Artificial intelligence (AI) is rapidly transforming financial markets by bringing “speed and innovation” to the sector, according to Eliza Stasopoulou, senior officer at the Cyprus Stock Exchange.
However, Stasopoulou also cautioned that its successful use depends on having “strong regulations, ethical safeguards, and human oversight” to ensure technology serves the public good.
She underlined that “the balance between technology and human judgment is considered essential” for creating a more “transparent, fair, and efficient financial environment.”
One of AI’s greatest advantages, she explained, is “speed,” with computers able to process huge amounts of data in minimal time. This means that multiple pieces of market information can be analysed far quicker than any human.
In the past, analysts, investors and market participants read news, financial analyses, and results before making decisions.
Now, as she pointed out, AI algorithms are able to do the same, but “almost instantly.”
There are already systems known as “algorithmic trading,” which she described as “smart” systems.

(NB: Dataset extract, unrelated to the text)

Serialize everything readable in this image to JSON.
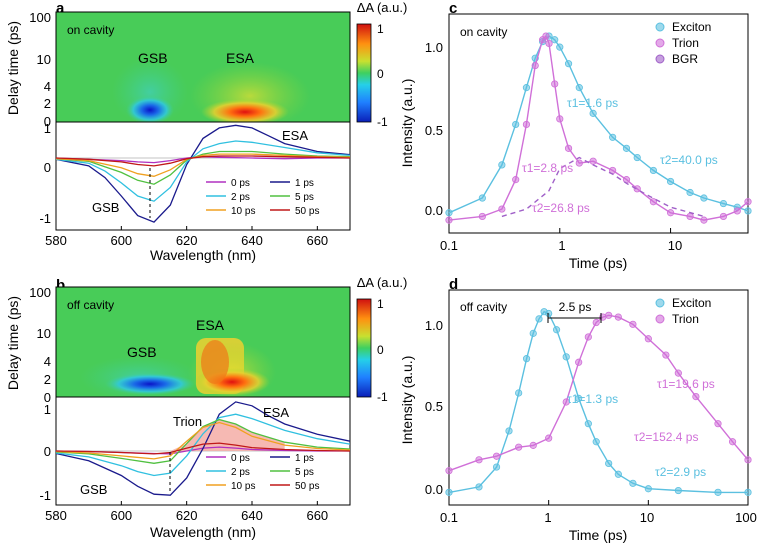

Algorithmic trading involves the use of algorithms to create and execute buy and sell orders in financial markets.

These algorithms analyse market data and execute transactions based on specific rules and conditions set by the user, “without human intervention.”
With the help of machine learning and deep learning, programs aim to become, to a very large extent, “perfect,” Stasopoulou said.
Machine learning allows computers to “learn” from data and past market movements, improving without being explicitly programmed.
She added that deep learning, a more specialised form using artificial neural networks inspired by the human brain, enables computers to “recognise patterns and make decisions, even in complex problems.”
Artificial intelligence, she noted, goes beyond numbers and attempts to “analyse emotions” by reading public sentiment through social media and news, perceiving both positive and negative reviews.
Based on this, systems are being developed that adapt their strategy and are later taken over by “robo-advisors” to create investment plans tailored to user data such as age, income and goals.
However, Stasopoulou warned that AI is “not a panacea,” as this revolutionary technology comes with “serious and unpredictable risks.”
These range from “job losses, personal data breaches and an increased risk of cyberattacks,” to significant human dependence on machines and the gradual erosion of human skills.
A particularly concerning risk, she highlighted, is the so-called “flash crashes,” sudden, inexplicable and massive market changes triggered by autonomous algorithms reacting to similar stimuli, including fake news or conspiracy theories.
She cautioned that reliance on technology and algorithms “without sufficient human oversight” could destabilise institutions on a global scale.
Moreover, the risk of the “black box” phenomenon, where highly complex algorithms lack “transparency and ethical checks,” could result in social and legal consequences.
With developments unfolding so quickly, governments and regulators will need to “adapt rapidly.”
Yet, as she pointed out, “laws have not kept pace with technology,” creating legal loopholes and potential instability in markets and industries.
For this reason, she called for “international cooperation” to create rules ensuring that artificial intelligence operates “ethically” and avoids “uncontrolled self-replication.”
The use of AI in markets, she said, “raises many questions,” as there can be unexpected behaviours when systems try to overcome obstacles.
Artificial intelligence is indeed revolutionising the way the world functions – including stock markets. But while the future appears promising, it also carries significant dangers.
At this stage, Stasopoulou stressed, any use of AI must “remain under strict control.”
Finally, the CSE official emphasised that “the challenge is not simply to follow the path of technology, but to shape it in a way that benefits everyone.”